A partir das definições acima, pode-se desenhar e dar vida aos jogadores desta cadeia. Na parte de insumos, o controle fica por conta das tradicionais seis grandes – Basf, Bayer, Monsanto, Syngenta, Dow, Dupont – que estão virando três gigantes (Monsanto-Bayer, Dow-Dupont, Syngenta-ChemChina-Adama). No ramo de máquinas, temos John Deere e New Holland como praticamente únicas fornecedoras de tratores. 
Depois da porteira, reinam as famosas ABCD: ADM, Bunge, Cargill e Dreyfus, que concentram o mercado de logística de armazenamento e estendem os ramos até a indústria de alimentos, se é que podem ser assim chamados os produtos dessas empresas. Na indústria de alimentos, mais concentração: Nestlé, Kraft, Coca-Cola, Unilever, Pepsico, etc.
Como se pode ver, o único espaço que sobra para o Brasil é a parte de dentro da porteira. Ainda que haja um grande movimento de compra de terras pelo mercado financeiro internacional, podemos afirmar que a maioria dos que atuam “dentro da porteira” são empresas brasileiras, e familiares em muitos casos. (Se o PL 4059/2012, que libera a venda de terras para estrangeiros, hoje restrita, for aprovado, nem isso mais se poderá afirmar).
O Brasil tem sido para o mundo “a galinha dos ovos de ouro”, produz a preço barato, abastece toda a cadeia de insumos das multinacionais, e vende matéria prima. Quando beneficia, o óleo ou milho, o faz com as mesmas multinacionais, ou seja, o Brasil não sabe transferir a riqueza entre a sua população, mas externamente, é um excelente transferidor de riqueza para os EUA e União Europeia.

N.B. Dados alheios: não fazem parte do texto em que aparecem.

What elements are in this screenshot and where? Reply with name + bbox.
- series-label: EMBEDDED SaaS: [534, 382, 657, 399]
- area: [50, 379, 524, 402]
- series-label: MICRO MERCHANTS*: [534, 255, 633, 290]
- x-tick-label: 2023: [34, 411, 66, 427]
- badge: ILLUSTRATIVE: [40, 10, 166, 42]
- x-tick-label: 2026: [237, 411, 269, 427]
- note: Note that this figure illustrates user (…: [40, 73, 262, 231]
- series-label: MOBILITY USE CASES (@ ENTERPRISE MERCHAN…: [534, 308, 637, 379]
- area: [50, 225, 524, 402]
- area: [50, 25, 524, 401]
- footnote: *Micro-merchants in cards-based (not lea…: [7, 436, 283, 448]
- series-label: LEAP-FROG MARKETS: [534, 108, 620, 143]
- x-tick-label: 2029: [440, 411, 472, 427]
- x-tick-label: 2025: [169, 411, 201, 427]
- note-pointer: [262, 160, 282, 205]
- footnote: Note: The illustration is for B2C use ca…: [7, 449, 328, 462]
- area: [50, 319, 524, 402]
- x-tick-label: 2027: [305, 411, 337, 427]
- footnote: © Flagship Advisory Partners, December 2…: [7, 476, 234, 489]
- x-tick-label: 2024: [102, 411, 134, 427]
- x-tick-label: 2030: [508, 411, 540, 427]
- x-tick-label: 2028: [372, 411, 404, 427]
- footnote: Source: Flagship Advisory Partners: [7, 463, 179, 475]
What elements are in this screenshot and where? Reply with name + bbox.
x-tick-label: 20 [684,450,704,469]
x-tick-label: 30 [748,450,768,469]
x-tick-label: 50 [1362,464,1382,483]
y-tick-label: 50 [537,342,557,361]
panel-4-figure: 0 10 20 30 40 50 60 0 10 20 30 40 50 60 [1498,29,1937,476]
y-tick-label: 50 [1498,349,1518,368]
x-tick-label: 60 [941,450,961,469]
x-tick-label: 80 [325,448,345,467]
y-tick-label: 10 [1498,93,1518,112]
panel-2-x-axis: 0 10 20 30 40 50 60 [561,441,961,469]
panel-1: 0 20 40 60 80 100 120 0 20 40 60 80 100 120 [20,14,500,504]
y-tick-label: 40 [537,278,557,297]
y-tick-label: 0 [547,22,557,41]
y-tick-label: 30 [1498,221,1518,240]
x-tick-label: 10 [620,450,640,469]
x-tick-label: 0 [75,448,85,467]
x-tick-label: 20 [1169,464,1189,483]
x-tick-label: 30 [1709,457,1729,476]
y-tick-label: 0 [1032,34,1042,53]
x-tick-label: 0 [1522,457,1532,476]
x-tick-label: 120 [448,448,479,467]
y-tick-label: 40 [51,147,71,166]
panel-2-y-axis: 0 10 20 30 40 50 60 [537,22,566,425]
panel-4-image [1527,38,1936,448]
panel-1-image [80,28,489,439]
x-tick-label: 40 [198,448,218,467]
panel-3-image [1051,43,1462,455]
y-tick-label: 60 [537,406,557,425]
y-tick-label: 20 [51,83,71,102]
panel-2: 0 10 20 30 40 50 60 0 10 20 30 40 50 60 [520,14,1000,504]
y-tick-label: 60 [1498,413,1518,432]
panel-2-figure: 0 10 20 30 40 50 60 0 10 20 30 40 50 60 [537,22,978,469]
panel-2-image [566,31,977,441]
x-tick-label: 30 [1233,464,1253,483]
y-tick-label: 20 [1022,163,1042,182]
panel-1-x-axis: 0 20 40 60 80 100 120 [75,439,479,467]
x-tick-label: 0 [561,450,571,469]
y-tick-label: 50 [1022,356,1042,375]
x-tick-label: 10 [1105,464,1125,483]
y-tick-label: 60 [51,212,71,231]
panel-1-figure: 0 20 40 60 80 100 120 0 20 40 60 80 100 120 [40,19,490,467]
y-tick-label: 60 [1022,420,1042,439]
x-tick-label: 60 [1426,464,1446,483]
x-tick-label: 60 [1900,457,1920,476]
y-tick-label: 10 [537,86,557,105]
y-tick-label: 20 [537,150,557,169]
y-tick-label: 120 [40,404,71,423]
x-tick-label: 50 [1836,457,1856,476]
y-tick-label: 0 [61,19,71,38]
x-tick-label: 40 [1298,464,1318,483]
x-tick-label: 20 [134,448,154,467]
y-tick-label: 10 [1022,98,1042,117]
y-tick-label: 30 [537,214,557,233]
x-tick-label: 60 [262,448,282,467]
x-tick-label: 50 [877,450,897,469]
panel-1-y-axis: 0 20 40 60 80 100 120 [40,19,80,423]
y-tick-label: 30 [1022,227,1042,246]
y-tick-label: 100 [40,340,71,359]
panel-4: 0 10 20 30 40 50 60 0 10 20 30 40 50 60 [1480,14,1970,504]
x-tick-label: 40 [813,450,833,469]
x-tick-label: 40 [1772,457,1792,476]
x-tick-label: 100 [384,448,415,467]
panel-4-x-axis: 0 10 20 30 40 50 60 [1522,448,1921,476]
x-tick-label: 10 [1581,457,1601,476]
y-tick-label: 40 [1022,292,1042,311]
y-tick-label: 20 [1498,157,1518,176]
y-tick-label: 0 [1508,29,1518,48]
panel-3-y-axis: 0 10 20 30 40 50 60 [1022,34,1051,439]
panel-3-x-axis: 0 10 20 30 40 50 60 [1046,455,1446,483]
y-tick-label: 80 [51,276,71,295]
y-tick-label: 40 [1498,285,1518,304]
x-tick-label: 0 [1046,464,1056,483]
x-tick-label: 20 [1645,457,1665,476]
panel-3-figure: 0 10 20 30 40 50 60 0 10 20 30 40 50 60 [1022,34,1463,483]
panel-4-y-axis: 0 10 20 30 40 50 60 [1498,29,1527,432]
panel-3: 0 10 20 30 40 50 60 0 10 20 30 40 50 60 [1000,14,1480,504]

Uma atividade em que o Brasil não tem qualquer soberania
A revista Brasil de Fato, em uma reportagem de 2017, sobre uma escola de samba que falou mal do agronegócio, fez um breve relato sobre esse tema, segue trecho da reportagem:
A Associação de Produtores de Soja de Goiás divulgou um estudo revelando os custos de produção da soja e milho, e os preços médios de venda. A conclusão não chega a ser novidade: somados os custos com terra, sementes, agrotóxicos, fertilizantes e máquinas, o produtor pagou R$ 3.484,16 por hectare de plantação de soja. Neste mesmo hectare, com toda a tecnologia de ponta, ele foi capaz de produzir entre 58 e 60 sacas de soja. Ocorre que a saca de soja foi comercializada a R$ 58, resultando num faturamento de R$ 3.364,00/ha. Ou seja: prejuízo. Conclusão semelhante foi encontrada a partir da análise feita sobre a produção de milho.

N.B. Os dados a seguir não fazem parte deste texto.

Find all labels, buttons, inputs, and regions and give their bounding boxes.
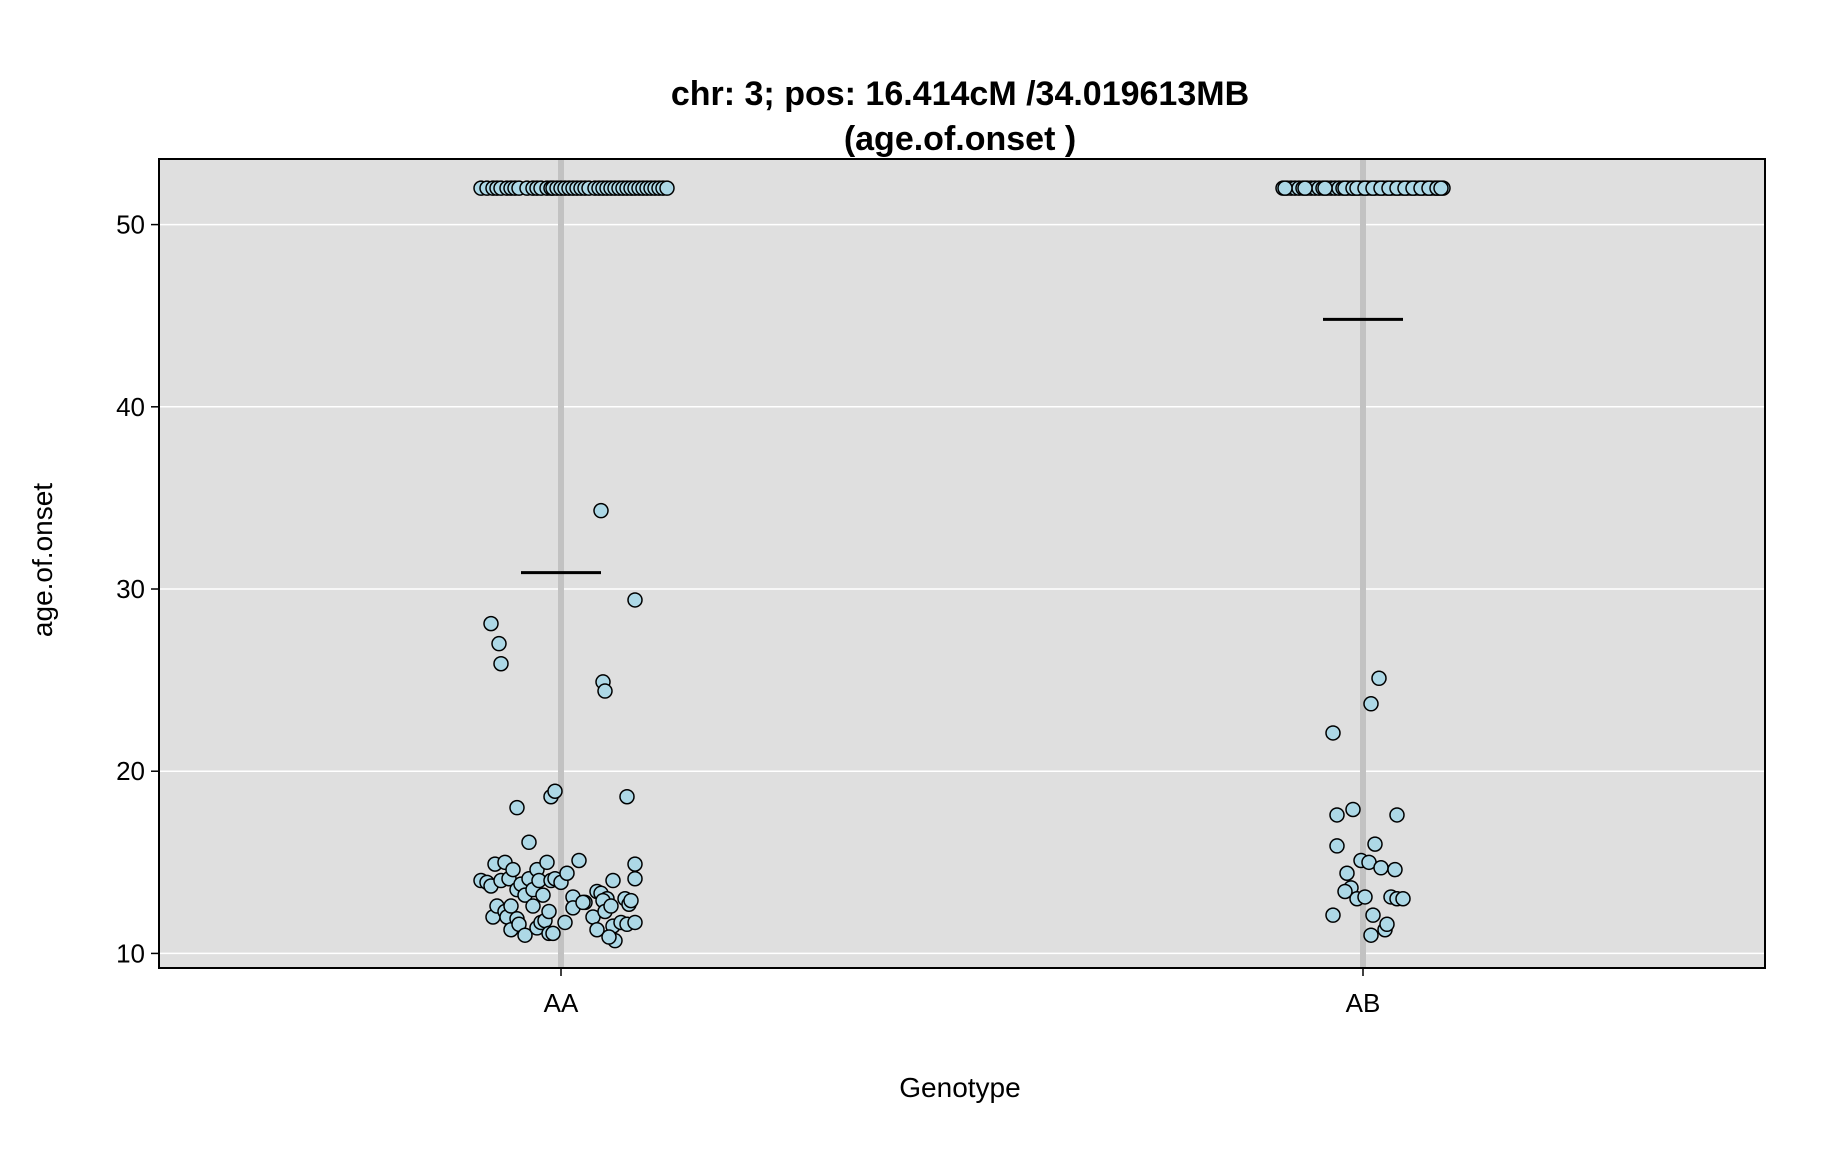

Sobre o assunto, o presidente da Aprosoja-GO, Bartolomeu Braz Pereira, mata uma parte da charada: “A parte financeira da nossa atividade é baseada no dólar, tanto os preços de insumos como os de venda. Quando fizemos o planejamento desta safra, o dólar permeava os R$ 4,00; hoje está mais próximo de R$ 3,00. Só essa diferença gera um impacto de 30%”.
Elementar, meu caro Bartolomeu. Se eu moro no Brasil, como no Brasil, durmo no Brasil, produzo soja no Brasil, mas: meu insumo é controlado por um oligopólio estrangeiro, e quem determina o preço do meu produto é outro oligopólio estrangeiro, então o produtor não tem nenhum controle sobre seu negócio, e o país não tem nenhuma soberania sobre uma de suas principais atividades econômicas.

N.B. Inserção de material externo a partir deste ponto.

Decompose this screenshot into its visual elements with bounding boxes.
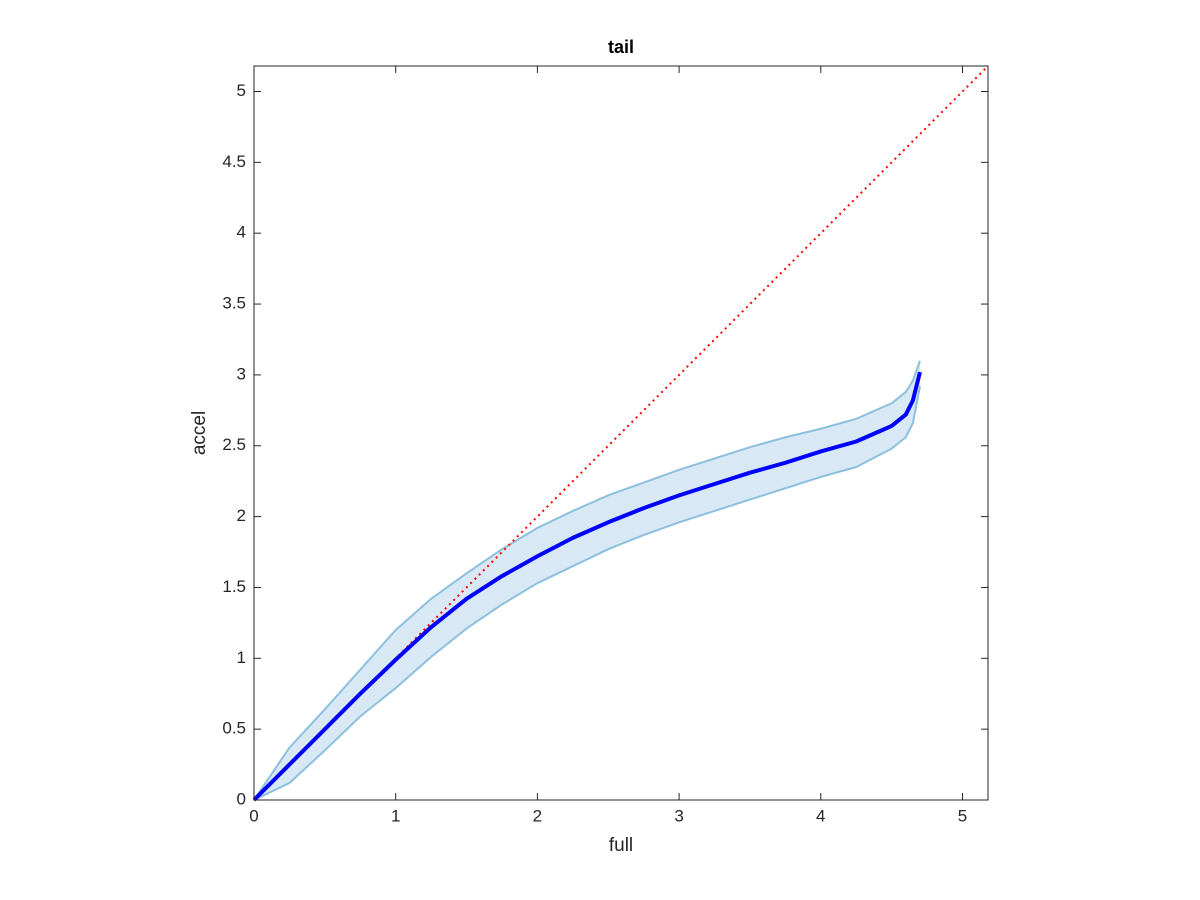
chart-title: tail — [608, 37, 634, 57]
band-edge — [253, 386, 921, 801]
y-tick-label: 2 — [237, 506, 246, 525]
band-edge — [253, 360, 921, 801]
y-tick-label: 0.5 — [222, 719, 246, 738]
y-tick-label: 4.5 — [222, 152, 246, 171]
x-tick-label: 5 — [958, 806, 967, 825]
x-tick-label: 1 — [391, 806, 400, 825]
y-tick-label: 4 — [237, 223, 246, 242]
x-tick-label: 4 — [816, 806, 825, 825]
y-tick-label: 3 — [237, 364, 246, 383]
y-tick-label: 0 — [237, 789, 246, 808]
data-line — [252, 371, 922, 802]
y-axis-label: accel — [189, 411, 210, 455]
x-tick-label: 0 — [249, 806, 258, 825]
axes-box — [253, 65, 989, 801]
x-tick-label: 2 — [533, 806, 542, 825]
x-axis-label: full — [609, 835, 633, 856]
y-tick-label: 5 — [237, 81, 246, 100]
y-tick-label: 2.5 — [222, 435, 246, 454]
y-tick-label: 1 — [237, 648, 246, 667]
y-tick-label: 1.5 — [222, 577, 246, 596]
y-tick-label: 3.5 — [222, 294, 246, 313]
reference-line — [253, 65, 989, 801]
x-tick-label: 3 — [674, 806, 683, 825]
band-fill — [254, 360, 920, 800]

Bartolomeu segue com outra pista: “Não adianta ter uma super safra, se vamos ter prejuízo. (...) Tudo tem que ser avaliado, porque não há conta que feche com esse custo de produção que só aumenta”.
Infelizmente, caro Bartolomeu, sinto lhe dizer que o espírito do pacote tecnológico é igual à lenda urbana do baleiro que vende doces com cocaína para viciar as crianças. No começo é bem barato, e dá o maior efeito. Depois que vicia, o barato diminui e o preço aumenta. Aí já não tem mais saída.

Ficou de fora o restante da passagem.